George Lucas Declares Trademark War On Digg
There’s no balance in the Force with the Digg.com around, says LucasFilms, who has filed a trademark complaint against the social news site. Diggers haven’t been this torn since they walked out of The Phantom Menace and realized how much it sucked.
The trademark attorneys for LucasFilms, the George Lucas’s production company responsible for such classics as Star Wars and Indiana Jones, claims Digg is far too similar to The Dig, a relatively obscure video game released first released in 1994.

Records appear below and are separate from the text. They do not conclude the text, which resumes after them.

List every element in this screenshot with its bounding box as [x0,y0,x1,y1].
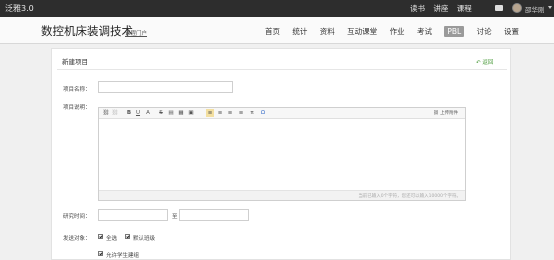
default-class-label: 默认班级 [133,236,156,242]
align-left-icon[interactable]: ≡ [206,109,214,117]
tab-stats[interactable]: 统计 [292,27,307,36]
select-all-label: 全选 [106,236,118,242]
project-name-input[interactable] [98,81,233,93]
tab-home[interactable]: 首页 [265,27,280,36]
divider [57,69,507,70]
back-label: 返回 [482,60,494,66]
tab-homework[interactable]: 作业 [390,27,405,36]
bold-icon[interactable]: B [125,109,133,117]
back-link[interactable]: ↶ 返回 [476,58,493,66]
panel-title: 新建项目 [62,58,88,66]
course-portal-link[interactable]: 课程门户 [125,29,147,37]
project-desc-label: 项目说明： [63,105,91,111]
upload-label: 上传附件 [440,111,459,116]
allow-group-label: 允许学生建组 [106,253,140,259]
research-time-label: 研究时间： [63,214,91,220]
user-menu-caret-icon[interactable] [548,6,552,9]
send-target-label: 发送对象： [63,236,91,242]
start-date-input[interactable] [98,209,168,221]
date-separator: 至 [172,214,178,220]
attachment-icon: ⛓ [433,111,439,116]
top-nav: 读书 讲座 课程 [410,3,478,14]
unlink-icon[interactable]: ⛓ [111,109,119,117]
top-nav-reading[interactable]: 读书 [410,4,425,13]
select-all-checkbox[interactable] [98,234,103,239]
back-icon: ↶ [476,60,481,66]
strikethrough-icon[interactable]: S [157,109,165,117]
align-center-icon[interactable]: ≡ [216,109,224,117]
word-count-bar: 当前已输入0个字符，您还可以输入10000个字符。 [99,190,465,200]
top-bar: 泛雅3.0 读书 讲座 课程 邵华刚 [0,0,554,17]
top-nav-lecture[interactable]: 讲座 [433,4,448,13]
course-title: 数控机床装调技术 [41,24,133,38]
allow-group-checkbox[interactable] [98,251,103,256]
tab-interactive[interactable]: 互动课堂 [347,27,377,36]
underline-icon[interactable]: U [134,109,142,117]
tab-exam[interactable]: 考试 [417,27,432,36]
tab-settings[interactable]: 设置 [504,27,519,36]
default-class-checkbox[interactable] [125,234,130,239]
username[interactable]: 邵华刚 [525,4,545,14]
link-icon[interactable]: ⛓ [102,109,110,117]
upload-attachment-button[interactable]: ⛓ 上传附件 [433,110,458,116]
course-nav: 首页 统计 资料 互动课堂 作业 考试 PBL 讨论 设置 [265,26,529,37]
align-justify-icon[interactable]: ≡ [237,109,245,117]
tab-pbl[interactable]: PBL [444,26,465,37]
message-icon[interactable] [495,5,503,11]
paste-icon[interactable]: ▤ [167,109,175,117]
image-icon[interactable]: ▣ [187,109,195,117]
table-icon[interactable]: ▦ [177,109,185,117]
avatar[interactable] [512,3,522,13]
align-right-icon[interactable]: ≡ [226,109,234,117]
rich-text-editor[interactable]: ⛓ ⛓ B U A S ▤ ▦ ▣ ≡ ≡ ≡ ≡ π Ω ⛓ 上传附件 当前已… [98,107,466,201]
special-char-icon[interactable]: Ω [259,109,267,117]
course-header: 数控机床装调技术 课程门户 首页 统计 资料 互动课堂 作业 考试 PBL 讨论… [0,17,554,44]
formula-icon[interactable]: π [248,109,256,117]
project-name-label: 项目名称： [63,87,91,93]
font-color-icon[interactable]: A [144,109,152,117]
top-nav-course[interactable]: 课程 [457,4,472,13]
tab-discussion[interactable]: 讨论 [477,27,492,36]
end-date-input[interactable] [179,209,249,221]
brand-logo: 泛雅3.0 [5,4,34,13]
tab-materials[interactable]: 资料 [320,27,335,36]
word-count-text: 当前已输入0个字符，您还可以输入10000个字符。 [358,194,461,199]
editor-toolbar: ⛓ ⛓ B U A S ▤ ▦ ▣ ≡ ≡ ≡ ≡ π Ω ⛓ 上传附件 [99,108,465,119]
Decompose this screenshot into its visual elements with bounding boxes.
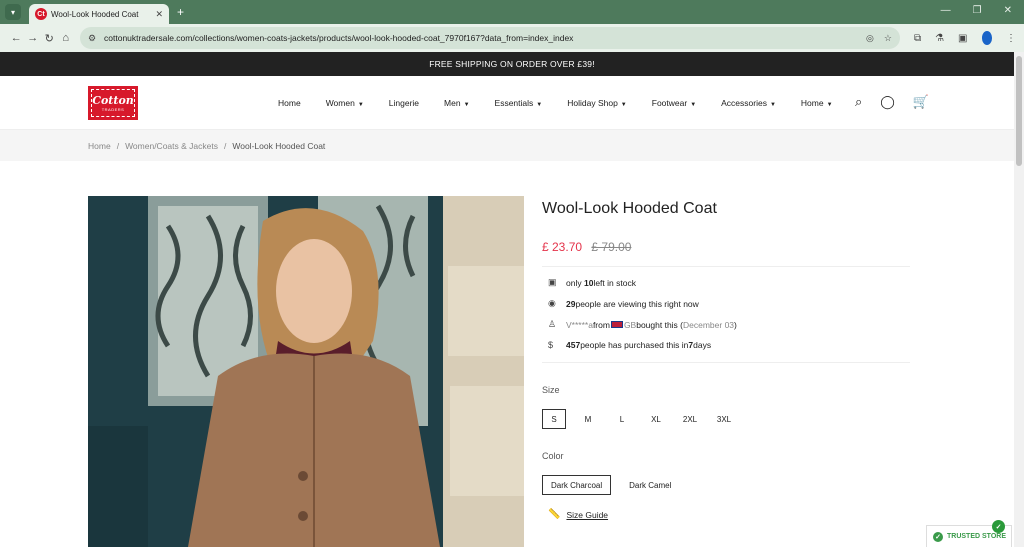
back-icon[interactable]: ← (8, 32, 24, 44)
breadcrumb: Home / Women/Coats & Jackets / Wool-Look… (0, 129, 1024, 161)
new-tab-icon[interactable]: + (177, 5, 184, 19)
size-option-s[interactable]: S (542, 409, 566, 429)
recent-purchase: ♙ V*****a from GB bought this (December … (548, 319, 737, 330)
shield-check-icon: ✓ (992, 520, 1005, 533)
minimize-icon[interactable]: — (941, 5, 951, 16)
stock-status: ▣ only 10 left in stock (548, 277, 636, 288)
size-option-3xl[interactable]: 3XL (712, 409, 736, 429)
caret-down-icon: ▼ (620, 101, 627, 108)
caret-down-icon: ▼ (826, 101, 833, 108)
site-header: Cotton TRADERS Home Women ▼ Lingerie Men ▼… (0, 76, 1024, 129)
divider (542, 362, 910, 363)
side-panel-icon[interactable]: ▣ (958, 33, 967, 44)
color-options: Dark Charcoal Dark Camel (542, 475, 910, 495)
page-scrollbar[interactable] (1014, 52, 1024, 547)
purchase-count: $ 457 people has purchased this in 7 day… (548, 340, 712, 350)
caret-down-icon: ▼ (357, 101, 364, 108)
divider (542, 266, 910, 267)
forward-icon[interactable]: → (24, 32, 40, 44)
product-title: Wool-Look Hooded Coat (542, 200, 717, 217)
viewers-status: ◉ 29 people are viewing this right now (548, 298, 699, 309)
size-options: S M L XL 2XL 3XL (542, 409, 910, 429)
nav-item[interactable]: Footwear ▼ (652, 98, 696, 108)
close-tab-icon[interactable]: ✕ (155, 9, 163, 20)
url-text[interactable]: cottonuktradersale.com/collections/women… (104, 33, 856, 43)
color-option-dark-charcoal[interactable]: Dark Charcoal (542, 475, 612, 495)
logo-subtext: TRADERS (101, 106, 125, 112)
size-guide: 📏 Size Guide (548, 509, 910, 520)
site-logo[interactable]: Cotton TRADERS (88, 85, 138, 120)
site-info-icon[interactable]: ⚙ (88, 33, 96, 44)
favicon: Ct (35, 8, 47, 20)
nav-item[interactable]: Holiday Shop ▼ (567, 98, 627, 108)
nav-item[interactable]: Lingerie (389, 98, 419, 108)
sale-price: £ 23.70 (542, 240, 583, 254)
nav-item[interactable]: Men ▼ (444, 98, 470, 108)
address-bar[interactable]: ⚙ cottonuktradersale.com/collections/wom… (79, 27, 900, 49)
color-label: Color (542, 451, 564, 461)
tab-search-icon[interactable]: ▾ (5, 4, 21, 20)
price-block: £ 23.70 £ 79.00 (542, 240, 910, 254)
breadcrumb-home[interactable]: Home (88, 141, 111, 151)
nav-item[interactable]: Essentials ▼ (495, 98, 543, 108)
browser-tab-bar: ▾ Ct Wool-Look Hooded Coat ✕ + — ❐ ✕ (0, 0, 1024, 24)
size-option-l[interactable]: L (610, 409, 634, 429)
coin-icon: $ (548, 340, 554, 350)
main-nav: Home Women ▼ Lingerie Men ▼ Essentials ▼ Ho… (278, 76, 858, 129)
check-icon: ✓ (933, 531, 943, 542)
scrollbar-thumb[interactable] (1016, 56, 1022, 166)
profile-avatar[interactable] (981, 31, 992, 45)
size-label: Size (542, 385, 560, 395)
bookmark-star-icon[interactable]: ☆ (884, 33, 892, 44)
extensions-icon[interactable]: ⧉ (914, 33, 921, 44)
search-icon[interactable]: ⌕ (855, 94, 862, 110)
labs-icon[interactable]: ⚗ (935, 33, 944, 44)
nav-item[interactable]: Home (278, 98, 301, 108)
size-guide-link[interactable]: Size Guide (566, 510, 608, 520)
account-icon[interactable]: ◯ (880, 94, 895, 110)
size-option-xl[interactable]: XL (644, 409, 668, 429)
announcement-bar: FREE SHIPPING ON ORDER OVER £39! (0, 52, 1024, 76)
caret-down-icon: ▼ (536, 101, 543, 108)
home-icon[interactable]: ⌂ (57, 32, 73, 44)
reload-icon[interactable]: ↻ (41, 32, 57, 45)
product-photo-illustration (88, 196, 524, 547)
menu-kebab-icon[interactable]: ⋮ (1006, 33, 1016, 44)
breadcrumb-separator: / (116, 140, 120, 151)
box-icon: ▣ (548, 277, 557, 287)
nav-item[interactable]: Accessories ▼ (721, 98, 776, 108)
original-price: £ 79.00 (591, 240, 632, 254)
browser-toolbar: ← → ↻ ⌂ ⚙ cottonuktradersale.com/collect… (0, 24, 1024, 52)
caret-down-icon: ▼ (463, 101, 470, 108)
nav-item[interactable]: Home ▼ (801, 98, 833, 108)
header-icons: ⌕ ◯ 🛒 (855, 94, 929, 110)
restore-icon[interactable]: ❐ (973, 5, 982, 16)
breadcrumb-category[interactable]: Women/Coats & Jackets (125, 141, 218, 151)
cart-icon[interactable]: 🛒 (913, 94, 929, 110)
size-option-2xl[interactable]: 2XL (678, 409, 702, 429)
product-info: Wool-Look Hooded Coat £ 23.70 £ 79.00 ▣ … (542, 196, 910, 520)
uk-flag-icon (610, 321, 623, 328)
eye-icon: ◉ (548, 298, 556, 308)
trusted-store-badge[interactable]: ✓ TRUSTED STORE ✓ (926, 520, 1012, 547)
color-option-dark-camel[interactable]: Dark Camel (621, 475, 679, 495)
tab-title: Wool-Look Hooded Coat (51, 9, 139, 19)
browser-tab[interactable]: Ct Wool-Look Hooded Coat ✕ (29, 4, 169, 24)
logo-text: Cotton (92, 93, 134, 107)
ruler-icon: 📏 (548, 509, 561, 520)
product-image[interactable] (88, 196, 524, 547)
caret-down-icon: ▼ (690, 101, 697, 108)
close-window-icon[interactable]: ✕ (1004, 5, 1012, 16)
caret-down-icon: ▼ (769, 101, 776, 108)
size-option-m[interactable]: M (576, 409, 600, 429)
window-controls: — ❐ ✕ (941, 5, 1012, 16)
eye-off-icon[interactable]: ◎ (866, 33, 874, 44)
breadcrumb-current: Wool-Look Hooded Coat (232, 140, 326, 151)
nav-item[interactable]: Women ▼ (326, 98, 364, 108)
breadcrumb-separator: / (223, 140, 227, 151)
user-icon: ♙ (548, 319, 557, 329)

In the complaint (PDF) filed with the United States Patent and Trademark Office, there is first a focus on Digg’s own description of its services, specifically the part addressing "news and information in the field of technology, namely computer games and computer enhancement for games."
While making a case that product descriptions are somewhat similar might be a stretch, LucasFilms really doesn’t like it that the marks are different by only a letter – only one letter because, according to the complaint "the" doesn’t count as part of the mark, though some may beg to differ.

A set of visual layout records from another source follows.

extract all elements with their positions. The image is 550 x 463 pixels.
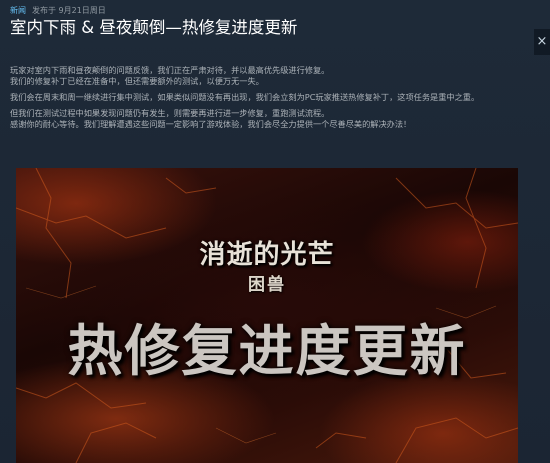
news-tag[interactable]: 新闻 <box>10 4 26 18</box>
close-button[interactable]: × <box>534 29 550 55</box>
post-date: 发布于 9月21日周日 <box>32 6 106 15</box>
page-title: 室内下雨 & 昼夜颠倒—热修复进度更新 <box>10 18 298 37</box>
paragraph: 玩家对室内下雨和昼夜颠倒的问题反馈，我们正在严肃对待，并以最高优先级进行修复。 <box>10 65 330 75</box>
announcement-banner-image: 消逝的光芒 困兽 热修复进度更新 <box>16 168 518 463</box>
banner-headline: 热修复进度更新 <box>67 319 467 383</box>
close-icon: × <box>536 34 548 49</box>
paragraph: 感谢你的耐心等待。我们理解遭遇这些问题一定影响了游戏体验，我们会尽全力提供一个尽… <box>10 119 412 129</box>
paragraph: 但我们在测试过程中如果发现问题仍有发生，则需要再进行进一步修复，重跑测试流程。 <box>10 108 330 118</box>
game-logo-subtitle: 困兽 <box>248 275 286 295</box>
article-body: 玩家对室内下雨和昼夜颠倒的问题反馈，我们正在严肃对待，并以最高优先级进行修复。 … <box>10 65 515 135</box>
cracked-ground-texture <box>16 168 518 463</box>
post-meta: 新闻 发布于 9月21日周日 <box>10 4 106 18</box>
game-logo: 消逝的光芒 <box>199 240 335 270</box>
paragraph: 我们的修复补丁已经在准备中，但还需要额外的测试，以便万无一失。 <box>10 76 264 86</box>
news-page: 新闻 发布于 9月21日周日 室内下雨 & 昼夜颠倒—热修复进度更新 × 玩家对… <box>0 0 550 463</box>
paragraph: 我们会在周末和周一继续进行集中测试，如果类似问题没有再出现，我们会立刻为PC玩家… <box>10 92 480 102</box>
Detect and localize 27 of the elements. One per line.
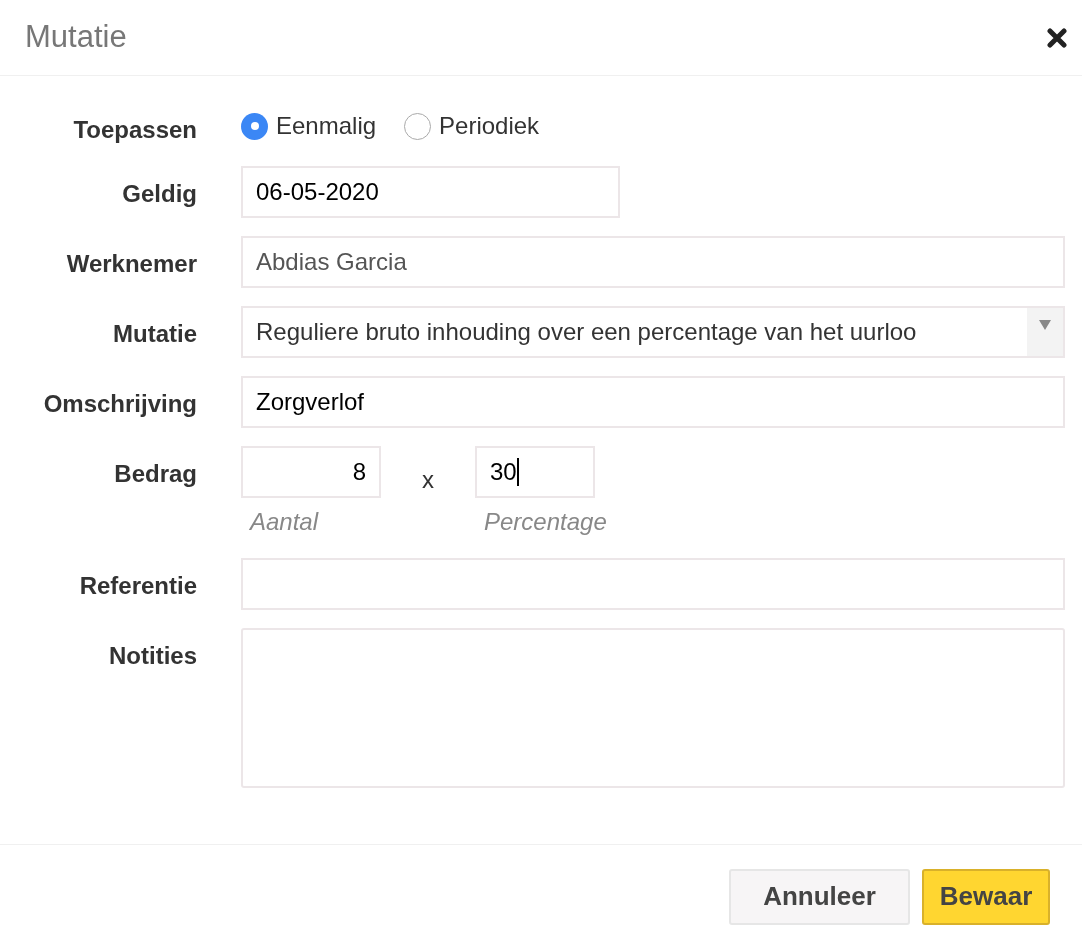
cancel-button[interactable]: Annuleer <box>729 868 910 925</box>
multiply-sign: x <box>421 465 435 495</box>
input-field[interactable] <box>241 558 1065 610</box>
field-label: Bedrag <box>113 459 198 489</box>
input-field[interactable]: 30 <box>475 446 595 498</box>
save-button[interactable]: Bewaar <box>922 868 1050 925</box>
field-label: Geldig <box>121 179 198 209</box>
field-label: Toepassen <box>72 115 198 145</box>
field-label: Notities <box>108 641 198 671</box>
radio-button[interactable] <box>241 112 268 140</box>
field-label: Omschrijving <box>42 389 198 419</box>
input-field[interactable]: 06-05-2020 <box>241 166 620 218</box>
field-label: Mutatie <box>112 319 198 349</box>
radio-button[interactable] <box>404 112 432 140</box>
field-label: Werknemer <box>65 249 198 279</box>
dialog-title: Mutatie <box>25 18 127 57</box>
input-field[interactable]: 8 <box>241 446 381 498</box>
dropdown-arrow-icon <box>1039 320 1051 330</box>
field-caption: Percentage <box>483 507 607 537</box>
close-icon[interactable] <box>1047 27 1067 48</box>
radio-option[interactable]: Periodiek <box>404 108 540 144</box>
input-field[interactable]: Zorgverlof <box>241 376 1065 428</box>
notes-textarea[interactable] <box>241 628 1065 788</box>
field-label: Referentie <box>78 571 198 601</box>
field-caption: Aantal <box>248 507 320 537</box>
select-field[interactable]: Reguliere bruto inhouding over een percentage van het uurloo <box>241 306 1065 358</box>
radio-option[interactable]: Eenmalig <box>241 108 377 144</box>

LucasFilms claims that Digg is identical or nearly identical to The Dig and is "confusingly similar in sound, meaning, and appearance," which likely will "create confusion, mistake or deception in the minds of prospective purchasers as to the origin of source of goods." What’s more, they "travel in the same channels."

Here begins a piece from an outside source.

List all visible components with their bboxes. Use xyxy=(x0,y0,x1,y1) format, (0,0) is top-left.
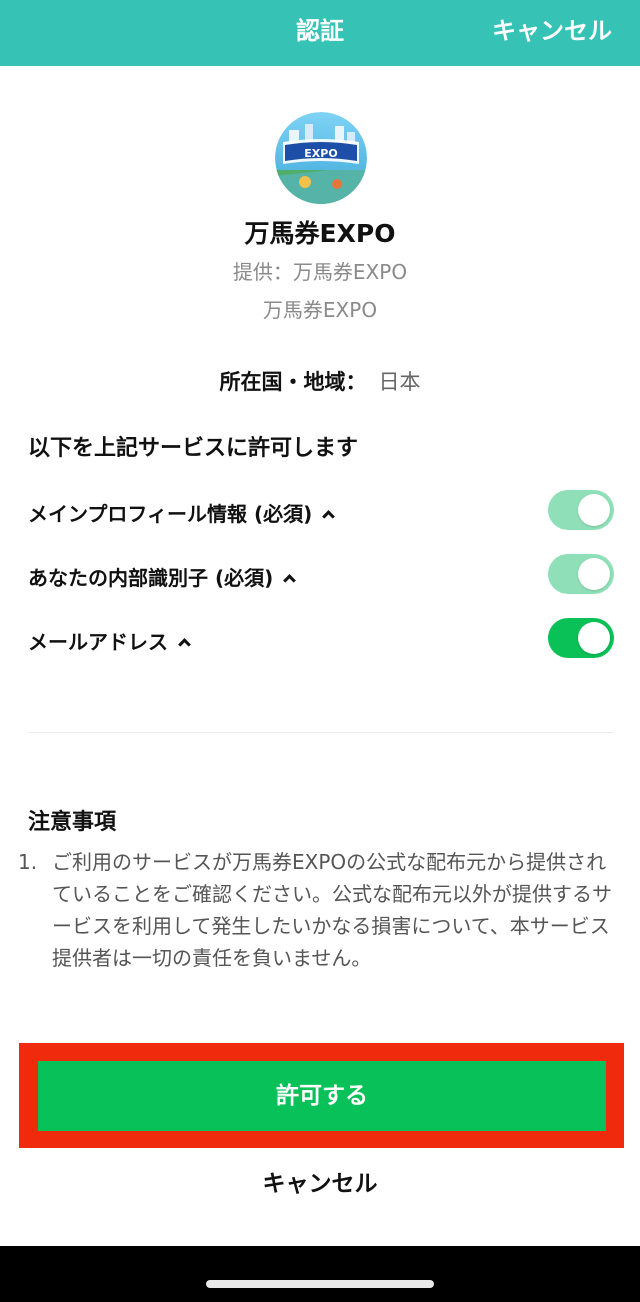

And while any self-respecting Digg.com is, by creed, a major George Lucas fan, the users seem more confused about someone suggesting they don’t know the difference between the news website and the video game nobody plays. One commentator calls the lawsuit "frivolous."
In almost correct English, Digger Maxwell Lamb writes:
Lucasfilm no longer care about ‘The Dig’ trademark, as the brand is obsolete and no longer relevant to their business or their merchandising. They have filed what they know to be a frivolous suit with a view to Digg winning with ease, thus setting a precedence for the prevalence of their trademark.
But Richard "Red Eye" says LucasFilms’ legal team is just doing their job:
As far as I know "The Dig" wasnt a website full of megalomaniacs who thought that the world revolved around their opinions.
So since there is no likely confusion between the two trademarks then the suit will be tossed and both trademarks will be enforced. Lucas is just exercising their legal requirement to defend their trademarks or risk losing them. A little overzealous but it provides 100% protection for them in the future.
But we won’t know for sure until at least after August this year, when the discovery period closes. Interestingly though, as one commentator has mentioned, TheDig.com doesn’t belong to LucasFilms, even though the product has been around for a dozen years. So this latest enforcement action seems to have just occurred to them after Digg.com became so popular.